My current solution is,

- When we get the |v2| at S6, we create two other empty arrays for v1 and v3. After it we do joint(join(|v1|,|v2|), |v3|) to create S6. S6 is

an array with 2 dimensions, i.e. X and Y, and three attributes. Now it only contains data for the second variable. - With insert(redimension(apply(apply(S6, F_idx, 2), E_idx, 1),4D), 4D), the spaital grid is inserted into 4D array.
- With insert(redimension(apply(4D, modelrun, xxxxx),5D), 5D), where xxxxx refers to a certain number, the spatial grid of one variable is finally loaded into the 5D cube.

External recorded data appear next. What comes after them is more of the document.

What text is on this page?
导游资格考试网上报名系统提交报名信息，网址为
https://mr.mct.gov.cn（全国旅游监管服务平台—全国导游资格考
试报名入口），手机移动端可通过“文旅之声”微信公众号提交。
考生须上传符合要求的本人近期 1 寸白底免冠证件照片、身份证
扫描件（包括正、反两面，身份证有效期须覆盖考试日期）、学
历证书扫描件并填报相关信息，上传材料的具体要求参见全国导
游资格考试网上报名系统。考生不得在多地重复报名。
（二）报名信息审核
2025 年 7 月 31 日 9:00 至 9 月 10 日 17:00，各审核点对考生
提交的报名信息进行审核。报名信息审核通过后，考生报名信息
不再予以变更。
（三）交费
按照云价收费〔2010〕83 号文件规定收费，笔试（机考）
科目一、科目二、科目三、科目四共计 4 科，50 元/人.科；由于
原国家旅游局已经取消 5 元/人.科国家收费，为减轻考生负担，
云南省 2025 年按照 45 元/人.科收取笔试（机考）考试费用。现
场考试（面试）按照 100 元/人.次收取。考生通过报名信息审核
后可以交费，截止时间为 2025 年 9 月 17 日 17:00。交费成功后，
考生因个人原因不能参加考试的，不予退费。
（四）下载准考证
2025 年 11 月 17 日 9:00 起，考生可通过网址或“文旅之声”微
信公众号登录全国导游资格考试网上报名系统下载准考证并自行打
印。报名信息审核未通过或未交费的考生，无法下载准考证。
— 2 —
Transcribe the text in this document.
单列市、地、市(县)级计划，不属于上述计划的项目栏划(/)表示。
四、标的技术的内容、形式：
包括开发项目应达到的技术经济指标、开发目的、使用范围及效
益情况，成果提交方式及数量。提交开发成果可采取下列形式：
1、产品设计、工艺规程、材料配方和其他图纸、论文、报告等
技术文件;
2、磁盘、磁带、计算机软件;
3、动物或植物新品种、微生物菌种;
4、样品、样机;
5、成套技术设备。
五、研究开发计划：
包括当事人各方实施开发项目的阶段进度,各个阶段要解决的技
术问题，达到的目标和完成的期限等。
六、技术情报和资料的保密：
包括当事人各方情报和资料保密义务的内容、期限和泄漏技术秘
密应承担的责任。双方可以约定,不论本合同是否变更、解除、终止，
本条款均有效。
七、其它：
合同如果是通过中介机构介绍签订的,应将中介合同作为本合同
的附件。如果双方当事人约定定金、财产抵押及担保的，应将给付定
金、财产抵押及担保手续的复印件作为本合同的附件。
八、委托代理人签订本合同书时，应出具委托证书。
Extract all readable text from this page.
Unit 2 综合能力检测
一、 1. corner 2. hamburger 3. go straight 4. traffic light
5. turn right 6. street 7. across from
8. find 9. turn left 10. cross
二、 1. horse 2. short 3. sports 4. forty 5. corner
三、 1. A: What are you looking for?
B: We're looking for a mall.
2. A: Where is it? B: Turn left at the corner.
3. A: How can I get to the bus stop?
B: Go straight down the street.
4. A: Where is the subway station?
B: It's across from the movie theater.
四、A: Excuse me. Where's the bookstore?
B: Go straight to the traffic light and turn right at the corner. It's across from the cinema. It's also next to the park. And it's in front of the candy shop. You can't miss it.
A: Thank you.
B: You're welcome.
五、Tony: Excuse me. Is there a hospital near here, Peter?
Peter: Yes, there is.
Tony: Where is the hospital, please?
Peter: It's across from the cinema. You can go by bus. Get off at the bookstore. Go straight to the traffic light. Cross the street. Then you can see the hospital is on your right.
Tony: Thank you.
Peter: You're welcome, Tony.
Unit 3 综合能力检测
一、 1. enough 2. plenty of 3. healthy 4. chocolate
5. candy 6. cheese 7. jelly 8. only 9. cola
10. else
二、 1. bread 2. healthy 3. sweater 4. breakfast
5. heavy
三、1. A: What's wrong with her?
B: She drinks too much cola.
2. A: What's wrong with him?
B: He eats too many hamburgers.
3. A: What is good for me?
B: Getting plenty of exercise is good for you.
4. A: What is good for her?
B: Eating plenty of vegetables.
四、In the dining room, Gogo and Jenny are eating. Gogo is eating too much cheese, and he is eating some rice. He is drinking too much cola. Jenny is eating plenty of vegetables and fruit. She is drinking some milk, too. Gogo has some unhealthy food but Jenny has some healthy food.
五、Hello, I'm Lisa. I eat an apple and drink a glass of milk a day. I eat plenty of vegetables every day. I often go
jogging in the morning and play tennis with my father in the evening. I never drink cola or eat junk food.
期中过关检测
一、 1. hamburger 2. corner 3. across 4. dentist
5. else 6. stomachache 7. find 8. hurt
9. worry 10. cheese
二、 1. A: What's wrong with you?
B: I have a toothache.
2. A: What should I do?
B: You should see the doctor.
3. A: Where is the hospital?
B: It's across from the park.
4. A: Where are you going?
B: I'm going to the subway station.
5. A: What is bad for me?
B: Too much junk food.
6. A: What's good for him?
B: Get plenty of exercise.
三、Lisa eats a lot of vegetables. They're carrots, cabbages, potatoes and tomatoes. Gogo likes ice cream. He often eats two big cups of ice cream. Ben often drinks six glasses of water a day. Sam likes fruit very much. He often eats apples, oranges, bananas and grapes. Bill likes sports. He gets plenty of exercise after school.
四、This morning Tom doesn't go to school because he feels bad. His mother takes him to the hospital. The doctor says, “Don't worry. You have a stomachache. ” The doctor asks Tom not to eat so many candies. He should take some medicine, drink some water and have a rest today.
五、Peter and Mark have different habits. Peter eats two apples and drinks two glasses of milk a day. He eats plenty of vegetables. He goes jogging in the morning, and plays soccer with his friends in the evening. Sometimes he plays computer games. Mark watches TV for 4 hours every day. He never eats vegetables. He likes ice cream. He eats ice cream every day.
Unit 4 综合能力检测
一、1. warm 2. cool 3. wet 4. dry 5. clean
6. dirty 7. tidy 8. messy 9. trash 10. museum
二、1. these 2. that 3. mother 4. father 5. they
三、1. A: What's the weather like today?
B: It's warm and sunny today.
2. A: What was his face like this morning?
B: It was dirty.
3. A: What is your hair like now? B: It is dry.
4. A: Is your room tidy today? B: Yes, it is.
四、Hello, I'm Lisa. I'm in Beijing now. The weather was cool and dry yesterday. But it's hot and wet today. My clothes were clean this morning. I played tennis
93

Step 2 and 3 can be combined into one, that is insert(redimension(apply(apply(apply(S6, F_idx, 2), E_idx, 1), modelrun, xxxxx), 5D), 5D). - Do the same process for other spatial grids until the whole 5D cube is populated.

Two questions,

- I wonder if step 1 can be simplified, i.e. import the spatial grid of v2 with v1 and v3 values set as empty to create S6 directly. Current implementation of SciDB only allows

importing v2 with other variable values being null into S6. However, using insert later, null can overwrite non-null values, which is not the cast for empty value. - Intensive use of apply and redimension is not going to be efficient, can anyone put foreword other solutions for importing such a 5D dataset?